Después de tantos años de obediencia le parecía repugnante. Tan repugnante que el Cronista decidió dar por finalizada su participación en el juego en aquel preciso instante. Si lo que el Fabricante quería era guerra, él se la daría.

Y sabía perfectamente por dónde empezar.

El cronista giró sobre sí mismo, quedando así cara a la columna, y lanzó un fugaz vistazo a su enemiga. Irina, de pie frente a la máquina y con el arma humeante entre manos respondió al atrevimiento con un disparo que hizo saltar por los aires gran parte de la columna. Adam se lanzó al suelo con rapidez para esquivar las esquirlas, giró sobre sí mismo y se ocultó tras otra de las columnas no sin antes responder al disparo con un tiro. Irina se lanzó al suelo, pero al no tener nada tras lo cual ocultarse retrocedió hasta la máquina.

Las pantallas de empezaron a pitar enloquecidas.

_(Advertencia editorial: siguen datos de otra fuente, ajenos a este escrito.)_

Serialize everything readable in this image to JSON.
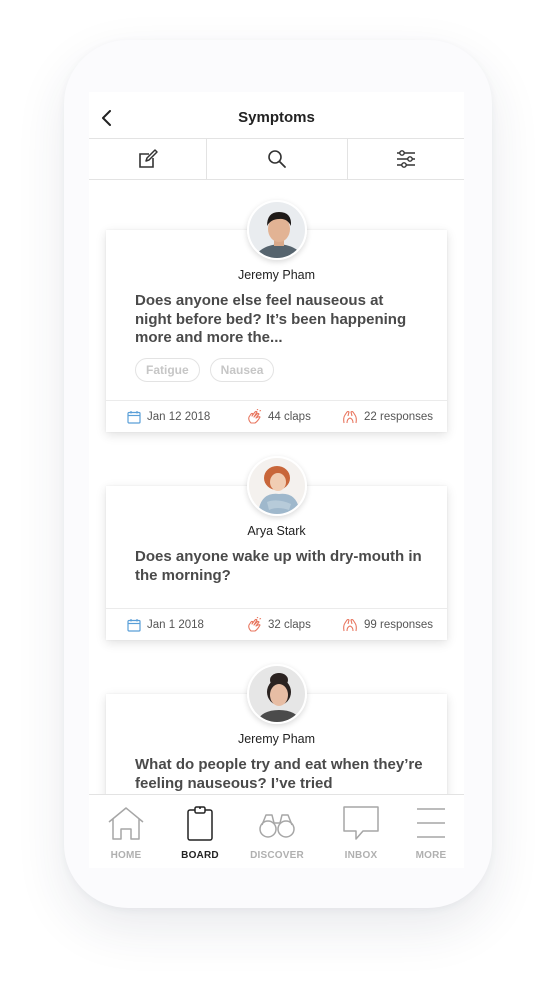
{
  "header": {
    "title": "Symptoms"
  },
  "colors": {
    "calendar": "#5a9fd8",
    "accent": "#e8765f",
    "text": "#4a4a4a"
  },
  "posts": [
    {
      "author": "Jeremy Pham",
      "question": "Does anyone else feel nauseous at night before bed? It’s been happening more and more the...",
      "tags": [
        "Fatigue",
        "Nausea"
      ],
      "date": "Jan 12 2018",
      "claps": "44 claps",
      "responses": "22 responses"
    },
    {
      "author": "Arya Stark",
      "question": "Does anyone wake up with dry-mouth in the morning?",
      "tags": [],
      "date": "Jan 1 2018",
      "claps": "32 claps",
      "responses": "99 responses"
    },
    {
      "author": "Jeremy Pham",
      "question": "What do people try and eat when they’re feeling nauseous? I’ve tried",
      "tags": [],
      "date": "",
      "claps": "",
      "responses": ""
    }
  ],
  "tabbar": {
    "items": [
      {
        "label": "HOME",
        "icon": "home-icon"
      },
      {
        "label": "BOARD",
        "icon": "clipboard-icon",
        "active": true
      },
      {
        "label": "DISCOVER",
        "icon": "binoculars-icon"
      },
      {
        "label": "INBOX",
        "icon": "chat-bubble-icon"
      },
      {
        "label": "MORE",
        "icon": "menu-icon"
      }
    ]
  }
}
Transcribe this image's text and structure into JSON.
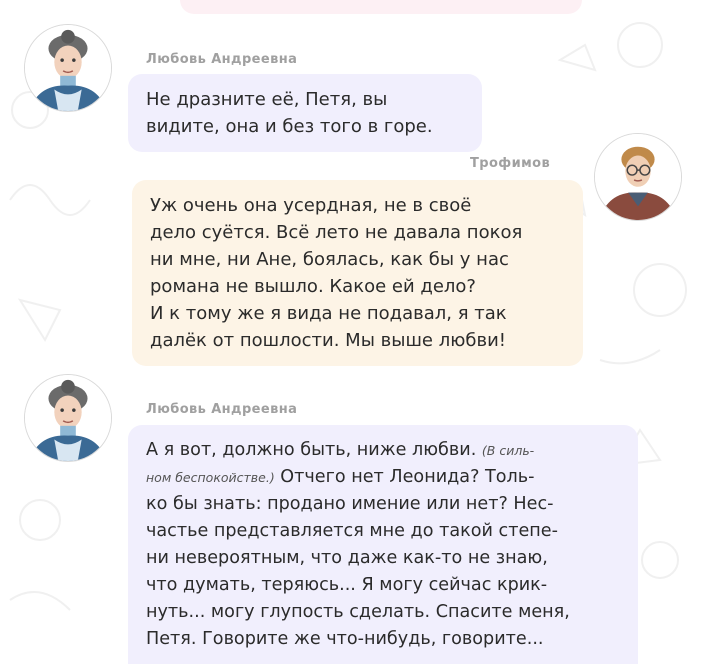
{
  "messages": [
    {
      "speaker": "Любовь Андреевна",
      "side": "left",
      "avatar": "lyubov-portrait",
      "lines": [
        "Не дразните её, Петя, вы",
        "видите, она и без того в горе."
      ]
    },
    {
      "speaker": "Трофимов",
      "side": "right",
      "avatar": "trofimov-portrait",
      "lines": [
        "Уж очень она усердная, не в своё",
        "дело суётся. Всё лето не давала покоя",
        "ни мне, ни Ане, боялась, как бы у нас",
        "романа не вышло. Какое ей дело?",
        "И к тому же я вида не подавал, я так",
        "далёк от пошлости. Мы выше любви!"
      ]
    },
    {
      "speaker": "Любовь Андреевна",
      "side": "left",
      "avatar": "lyubov-portrait",
      "line1_text": "А я вот, должно быть, ниже любви. ",
      "line1_remark": "(В силь-",
      "line2_remark": "ном беспокойстве.)",
      "line2_text": " Отчего нет Леонида? Толь-",
      "lines": [
        "ко бы знать: продано имение или нет? Нес-",
        "частье представляется мне до такой степе-",
        "ни невероятным, что даже как-то не знаю,",
        "что думать, теряюсь... Я могу сейчас крик-",
        "нуть... могу глупость сделать. Спасите меня,",
        "Петя. Говорите же что-нибудь, говорите..."
      ]
    }
  ],
  "colors": {
    "lilac_bubble": "#f1effd",
    "peach_bubble": "#fdf4e6",
    "pink_bubble": "#fdf0f4",
    "speaker_name": "#a0a0a0",
    "text": "#2b2b2b"
  }
}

—Aunque acabes conmigo, nunca podréis eliminar a mi compañía —exclamó Irina con el arma entre las manos. El núcleo trasero de energía radioactiva de ésta brillaba con fuerza—. Por cada alma que devoramos un nuevo hermano se alza para vengar a los caídos.

—¿Por qué nosotros? —preguntó Adam Merrick como respuesta—. ¿Por qué Carfax? Entiendo que el Sol Púrpura se desvió, pero nosotros...

Acompañó a la pregunta con un rapidísimo disparo que agujereó la pared a tan solo treinta centímetros de la cabeza de la chica. Asustada por la cercanía del tiro, Irina se lanzó al suelo y accionó nuevamente su arma.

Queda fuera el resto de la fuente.